As a referee, the last thing you want is attention. At the end of the game, if you’re part of the story, things have not gone well. Nobody walks out of a basketball game and says, “Oh, man, that was some top notch officiating in there. Did you see that awesome travelling call? I TOTALLY agreed with it.”
If you are mentioned at all in post-game discussion, it is to curse you, and probably to lament the obvious deficiencies in your eyesight and your intelligence, and to hypothesize about what you may, or may not be, a son of.
Before that game, I’d always thought of myself as a pretty good ref. Two of my buddies, Johnny and Rob, had gotten me into the reffing business, assuring me that it was an easy ten bucks an hour, a princely salary for a high school student. This was back in the mid-nineties, when most kids were still working in canneries for gruel and hardtack, and if you could find any job at all, minimum and maximum wage were almost always the same.
Reffing sounded like a much better gig than my other job, busing tables at the local café, where I’d come home from weekend brunch shifts covered in so much syrup that I’d get accused of cheating on my girlfriend with Mrs. Butterworth.
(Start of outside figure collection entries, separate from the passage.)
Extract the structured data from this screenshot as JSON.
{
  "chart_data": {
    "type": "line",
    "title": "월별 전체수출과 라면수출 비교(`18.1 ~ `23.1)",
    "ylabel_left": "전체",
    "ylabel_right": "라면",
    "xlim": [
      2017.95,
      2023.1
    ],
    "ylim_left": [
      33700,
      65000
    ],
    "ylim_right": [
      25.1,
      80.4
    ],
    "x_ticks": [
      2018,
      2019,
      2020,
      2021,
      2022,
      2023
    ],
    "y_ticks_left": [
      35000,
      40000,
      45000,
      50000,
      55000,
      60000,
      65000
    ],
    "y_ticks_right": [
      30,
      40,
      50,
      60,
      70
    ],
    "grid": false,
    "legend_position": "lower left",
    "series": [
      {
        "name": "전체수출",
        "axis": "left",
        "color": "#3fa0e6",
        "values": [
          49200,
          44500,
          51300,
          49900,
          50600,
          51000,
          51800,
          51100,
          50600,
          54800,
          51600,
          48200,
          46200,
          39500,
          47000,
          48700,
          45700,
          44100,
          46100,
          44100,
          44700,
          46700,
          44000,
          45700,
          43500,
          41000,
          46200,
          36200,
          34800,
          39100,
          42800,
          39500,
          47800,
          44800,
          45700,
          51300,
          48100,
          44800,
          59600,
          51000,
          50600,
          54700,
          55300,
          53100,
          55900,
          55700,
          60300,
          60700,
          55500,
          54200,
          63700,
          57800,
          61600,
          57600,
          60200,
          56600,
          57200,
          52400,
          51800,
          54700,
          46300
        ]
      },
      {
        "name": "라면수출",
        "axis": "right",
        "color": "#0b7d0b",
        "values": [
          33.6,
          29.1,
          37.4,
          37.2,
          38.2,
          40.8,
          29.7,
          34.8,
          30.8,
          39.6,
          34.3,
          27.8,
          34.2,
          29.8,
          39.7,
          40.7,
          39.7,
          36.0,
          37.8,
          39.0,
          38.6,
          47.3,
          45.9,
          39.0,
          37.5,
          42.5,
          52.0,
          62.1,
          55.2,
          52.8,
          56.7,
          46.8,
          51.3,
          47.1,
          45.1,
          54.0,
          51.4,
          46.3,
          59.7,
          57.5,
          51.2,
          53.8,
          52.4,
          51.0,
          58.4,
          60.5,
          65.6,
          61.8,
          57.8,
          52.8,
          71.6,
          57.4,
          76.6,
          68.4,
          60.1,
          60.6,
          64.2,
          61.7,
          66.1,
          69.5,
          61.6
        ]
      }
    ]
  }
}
Each Saturday, I’d ref two games, bringing home $20 and promptly wasting it at the record store, which was a place that used to exist where people could purchase music, before it became free on the Internet. These days, teenagers can spend their discretionary incomes on more important items, like text messages and haircuts that make it look like they haven’t gotten haircuts.
Most of the time, the games went smoothly. Hardly anyone told me to go back to Foot Locker, or offered to drive me to Pearl Vision after the game.
But one Saturday, Rob and I got paired to call a fateful game in the boys’ league. I’m not exactly sure what their ages were, but I’d guess they were the same ages as the kids from Lord of the Flies.
In the second quarter, things started getting out of hand. In the span of two minutes, we called three shooting fouls against the same kid. And then The Foul happened. Or didn’t happen, since I didn’t call it.
Just as one kid was putting the ball up to shoot, the kid with the three fouls swung his arm out and karate chopped the shooter’s arms.
“Wow!” I thought. “That kid just got clobbered!”
The ball slowly dribbled out of bounds as the players stared at it, waiting for a whistle to blow. I’d gotten so caught up in watching that I hadn’t called anything, and then it was too late.
I met Rob at half court to confer.
“Dude, did you see that?” I asked.
“No, that was your call down there,” he said.
Rob’s attitude toward reffing was rather casual. He always wore a whistle, but I’m not sure it actually worked. Whenever I asked him why he didn’t call any fouls, his answer was, “You gotta let the kids play, man.”
But he was right, this call was mine. I should have admitted my mistake, called the foul late and moved on. Instead, I just pretended it didn’t happen, a decision that led to the red-faced coach hollering at me a few minutes later. The kids, noting a certain lack of officiating, had begun descending into savagery.
I met the coach on the sidelines and apologized. In the end, nobody got maimed or squashed by a boulder, but I did learn an important lesson: there are worse things to be than covered in syrup.